Rambus takes on ARM in IoT security
“Rambus has had a very interesting history, with billions of dollars flowed in through high value licensing with the first versions of the company, you might call them Rambus 1.0 and 2.0,” said Jerome Nadel, senior vice president and CMO of Rambus. “The thing that held these technologies together was a licensing platform, from LED lighting to differential power analysis.”
It started out with high speed serial interface designs that were patented and the patents and technology licensed to a wide range of customers. Other technologies were then added to the licensing platform, creating a disparate set to IP. Acquisitions for Memory and Interface division and Rambus Security included the memory interconnect technology from Inphi that has been used to develop a family of buffer chips, as well as the Snowbush serial/deserialization IP from Semtec that is now used for GDDR6 graphics chip interfaces.
But there is also fundamental research into next generation systems and reducing the power consumption in data centres.
“We continue to develop emerging solutions. We work with companies like IBM and Microsoft on research programmes that they pay us for where we create IP that we can license, such as hybrid memory,” he said. “That’s an area where we model and characterise and build prototypes that become the next generation standards.”
Cloud computing requires large data centres and the advent of artificial intelligence and machine learning means the role of buffers and faster interfaces becomes more and more important.
“As a data company we want to move data fast and keep data safe,” said Nadel. “For example, there’s ‘cold computing’ with Microsoft. We have a multiyear project on how systems work at 77K, and we have moved to building boards and products on this.”
“There’s so much data going through and heat being generated, Microsoft sees cold as the future. There’s going to be so much data movement we need to look at new models, so there’s a lot of applications for cold computing.”
Then there was the acquisition of Cryptography research in 2011 for $342m as part of that disparate IP platform, bringing fundamental patents on differential power analysis (DPA) that would protect chips from being monitored.
“On top of Cryptography Research acquisition, there was an expectation that DPA would be used in mobile phone handsets but that didn’t happen. Every EMV chipcard has this technology but the royalty rates are super low. The ability to license was definitely constrained but we thought if we could put a secure core as a hardware route of trust in an SoC and have key software to manage that we could have better lifecycle management. Instead of firmware updated over the air (OTA) we could be going back to a hardware route of trust for anti-counterfeiting and content protection. Qualcomm has billions of WiFi and radio chips with our cores in them, managed by a software platform called Cryptomanager.”
“The vision hasn’t fully materialised, but with features as a service, you start at the fab and then in the field update it securely with new services,” he said. This opens up a service model, where customers or Rambus can manage the updating of the chips in the field.

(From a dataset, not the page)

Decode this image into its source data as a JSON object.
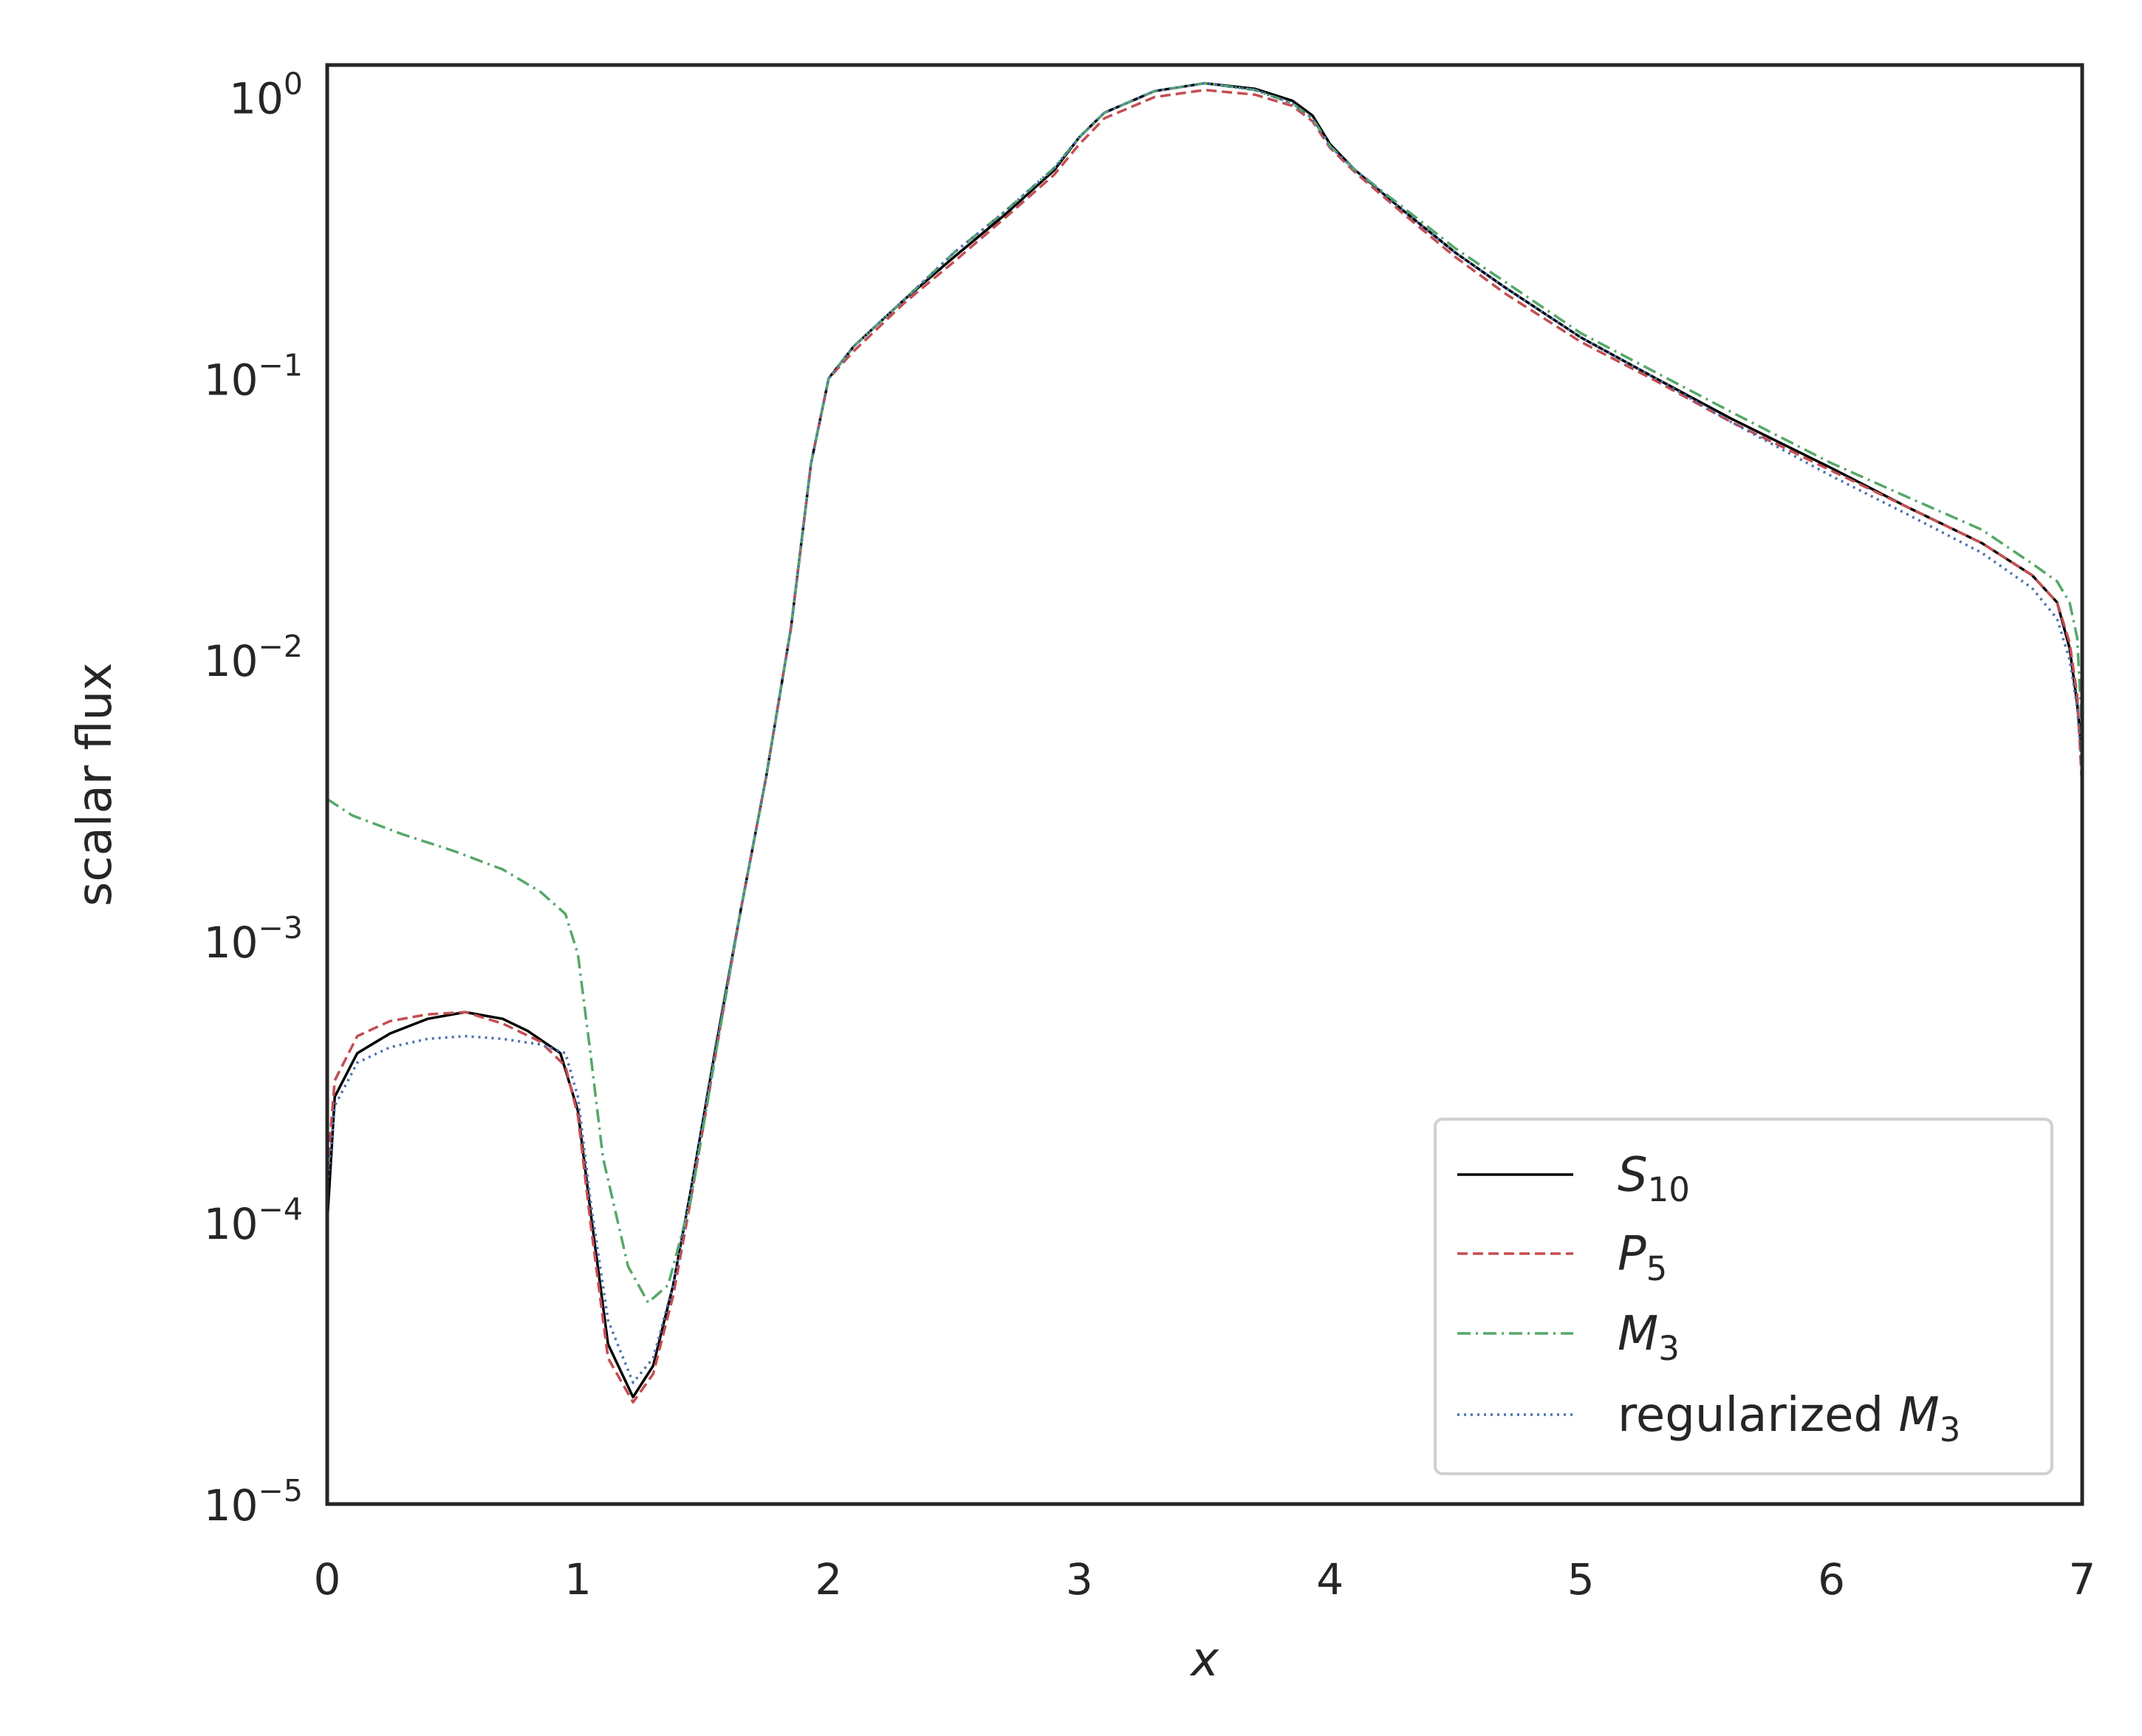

The company has developed a secure core that can sit alongside a mainstream processor to provide this capability, starting with the RISC-V core. “We silo the secure processing from general processing and partnering with SiFive and promoting open source hardware, this notion of cores that can be programmed and addressed in field is a very relevant model – design starts are so expensive you could democratise those and make money in the field,” he said.
“On the platform level you have to be open to other cores so we [interface to processor cores from] TI, ST, Synopsys, our infrastructure interfaces with our cores and other cores – we have interfaces for a set of cores with a software development kit (SDK) and product development kit (PDK).
Next: Competing with ARM
Does this mean Rambus is competing with ARM’s Trustzone hardware? He points to the fact that a Cybertrust Japan, a division of Softbank, ARM’s owner, picked the Rambus Cryptomanager for IoT device provisioning.
“Trustzone you could look at as a competitor but what we are doing is more architecturally secure. If they need DPA the only way to get that is from us, just saying,” he said.
This led the company into the application space through the acquisition of the assets of Smart Card Software for £64.7m in 2016. This included Ecebs in East Kilbride and Bell Identification (Bell ID) in Rotterdam.
Bell ID pioneered host card emulation and tokenisation that is used as the NFC infrastructure under Apple Pay and Android Pay. A token cryptographically hides the details of the data being sent to open up secure transactions.
“Now we can secure the transaction, whether that’s cryptocurrencies, gift cards, loyalty points as well as cash, and we go all the way up to the user interface (UI), so you can pay in anyway you want as the payment details have been tokenised.”
It is this software layer on top of the secure core will allow more growth. “We think that at a software level we can get to more markets faster and grow through the software uses of tokenisation,” he said.
All of this is driving the growth of Rambus.
“We look at the turnaround in the growth of the company – I think strategically we have already transformed the company, the seeds have been sown and now we are seeing the growth. But we are not getting credit on the security side.”
A semiconductor company is valued differently from a security company or a software platform IoT company – so where is Rambus going now with its aim to move data quickly and safely?
“We think we have built a viable business with viable licensing revenue, but we have to deploy the security technology more aggressively,” said Nadel. “We hover just below $500m in revenue – once we pass that mark then we have more clout.”